Dolly is asleep on my arm. I just took a picture and thought I'd share it. She's such a funny bird! 

~Licha


----------



## Lovebirds (Sep 6, 2002)

What a total sweetheart!! So content.........


----------



## FloridaLuv (Dec 19, 2008)

I just love when they are all fluffy and snuggly.....and what a "fitting" book for her to be resting her fuzzy behind on... HOW sweet is that!!!


----------



## mr squeaks (Apr 14, 2005)

GREAT PICTURE, Licha!!

How are things going? How is Popeye?

We all send GREETINGS with

Love, Hugs and Scritches

Shi/Squeaks/Dom/Gimie/Woe


----------



## AZfiddler_1996 (Jul 13, 2005)

Thankies!   She's still there. lol Been sitting on my arm for about 30 minutes now. She's so funny: every time I give her kisses, she just shakes her head from side to side and settles down more comfy. 

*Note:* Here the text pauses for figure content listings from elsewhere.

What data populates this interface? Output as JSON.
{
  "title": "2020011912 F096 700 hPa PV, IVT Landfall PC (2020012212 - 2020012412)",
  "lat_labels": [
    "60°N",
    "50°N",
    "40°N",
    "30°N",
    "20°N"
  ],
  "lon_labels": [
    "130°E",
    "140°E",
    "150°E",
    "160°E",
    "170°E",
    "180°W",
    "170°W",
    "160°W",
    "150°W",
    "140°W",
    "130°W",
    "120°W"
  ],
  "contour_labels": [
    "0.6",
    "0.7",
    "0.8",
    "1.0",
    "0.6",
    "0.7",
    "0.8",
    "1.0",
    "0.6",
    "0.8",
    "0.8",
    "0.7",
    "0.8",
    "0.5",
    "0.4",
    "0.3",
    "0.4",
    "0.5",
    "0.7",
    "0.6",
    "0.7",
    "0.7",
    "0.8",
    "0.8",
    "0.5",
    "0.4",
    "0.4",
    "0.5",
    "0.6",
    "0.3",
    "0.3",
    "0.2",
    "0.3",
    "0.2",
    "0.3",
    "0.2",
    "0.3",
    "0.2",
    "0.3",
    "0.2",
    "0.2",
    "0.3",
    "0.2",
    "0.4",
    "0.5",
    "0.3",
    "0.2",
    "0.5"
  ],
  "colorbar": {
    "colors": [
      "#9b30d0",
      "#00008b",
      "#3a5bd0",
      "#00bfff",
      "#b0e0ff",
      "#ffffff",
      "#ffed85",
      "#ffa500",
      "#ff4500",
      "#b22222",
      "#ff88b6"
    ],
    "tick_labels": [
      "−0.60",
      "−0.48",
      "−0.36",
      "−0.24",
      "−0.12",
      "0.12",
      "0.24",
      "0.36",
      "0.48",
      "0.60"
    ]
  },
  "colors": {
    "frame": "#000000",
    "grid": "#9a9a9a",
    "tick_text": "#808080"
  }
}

My hand is falling asleep. lol

Jenn, the book was just given to me today. I was sitting here writing the person who gave it to me and Dolly decided to go to sleep right over it. lol Yes, very fitting. 

Alice


----------



## TerriB (Nov 16, 2003)

How considerate of you to provide such a comfy spot for her to nap!


----------



## TheSnipes (Apr 9, 2007)

That is an adorable picture


----------



## tuxedobaby (Sep 9, 2008)

dolly always amazes me,shes a real sweet wee character,always up to something


----------



## Skyeking (Jan 17, 2003)

Dolly is a doll baby!!! Thank you for sharing, and I say that bird is a 10 in cuteness overload rating!


----------



## della (Jan 29, 2009)

That pic makes me want to curl up and sleep myself!


----------



## nbdyuknow (Apr 10, 2007)

What a cutie! She is certainly one happy (and relaxed!) pigeon!

Bill B.


----------



## bluebirdsnfur (Jan 20, 2009)

Awwwww....she wants you to read her a bedtime story  What a sweetie!


----------



## AZfiddler_1996 (Jul 13, 2005)

Thank you all for your nice comments.

Shi, how are you? I've been away for SO long! I miss this place and these wonderful people!

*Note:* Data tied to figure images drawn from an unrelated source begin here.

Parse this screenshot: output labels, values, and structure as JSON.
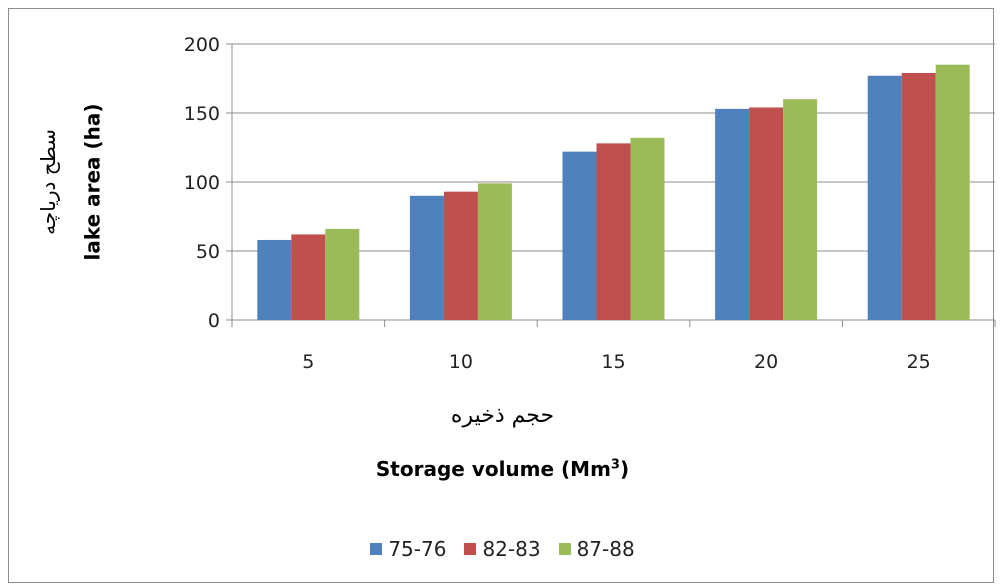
{
  "chart_data": {
    "type": "bar",
    "categories": [
      "5",
      "10",
      "15",
      "20",
      "25"
    ],
    "series": [
      {
        "name": "75-76",
        "values": [
          58,
          90,
          122,
          153,
          177
        ],
        "color": "#4f81bd"
      },
      {
        "name": "82-83",
        "values": [
          62,
          93,
          128,
          154,
          179
        ],
        "color": "#c0504d"
      },
      {
        "name": "87-88",
        "values": [
          66,
          99,
          132,
          160,
          185
        ],
        "color": "#9bbb59"
      }
    ],
    "ylim": [
      0,
      200
    ],
    "yticks": [
      "0",
      "50",
      "100",
      "150",
      "200"
    ],
    "ylabel_fa": "سطح دریاچه",
    "ylabel_en": "lake area (ha)",
    "xlabel_fa": "حجم ذخیره",
    "xlabel_en_main": "Storage volume (Mm",
    "xlabel_en_sup": "3",
    "xlabel_en_end": ")",
    "grid": "horizontal",
    "legend_position": "bottom"
  }
}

Popeye is doing the same. He's still in Mexico. He just got beautiful new tail feathers. And promptly ruined them. Silly bird. Popeye is such a fat and soft bird!

Licha


----------



## Pidgey (May 20, 2005)

Dolly's doing just what I do after a triple-cheeseburger!

Pidgey


----------



## mr squeaks (Apr 14, 2005)

Pidgey said:


> Dolly's doing just what I do after a triple-cheeseburger!
> 
> Pidgey


Count your blessings, Pidgelet...relaxing like Dolly would be the BEST scenario...you could end up with cardiac arrest with that meal!! The calories...the fat...the sodium... 

Glad to hear Popeye is still doing well, Licha!!

We are fine...Gimie is laying eggs now...so far, not fertile...just as well. Wanted Squeaks to have a REAL egg to sit on and even hatch...so such luck. Like I need another pij!! 

THINK Woe may be the daddy, but could be Dom, even tho Woe and Gimie share a home together now.

Fur 'n Feathers still an on-going adventure!!

Good to see you posting!

Love, Hugs and Scritches

Shi/Squeaks/Dom/Gimie/WoeBeGone


----------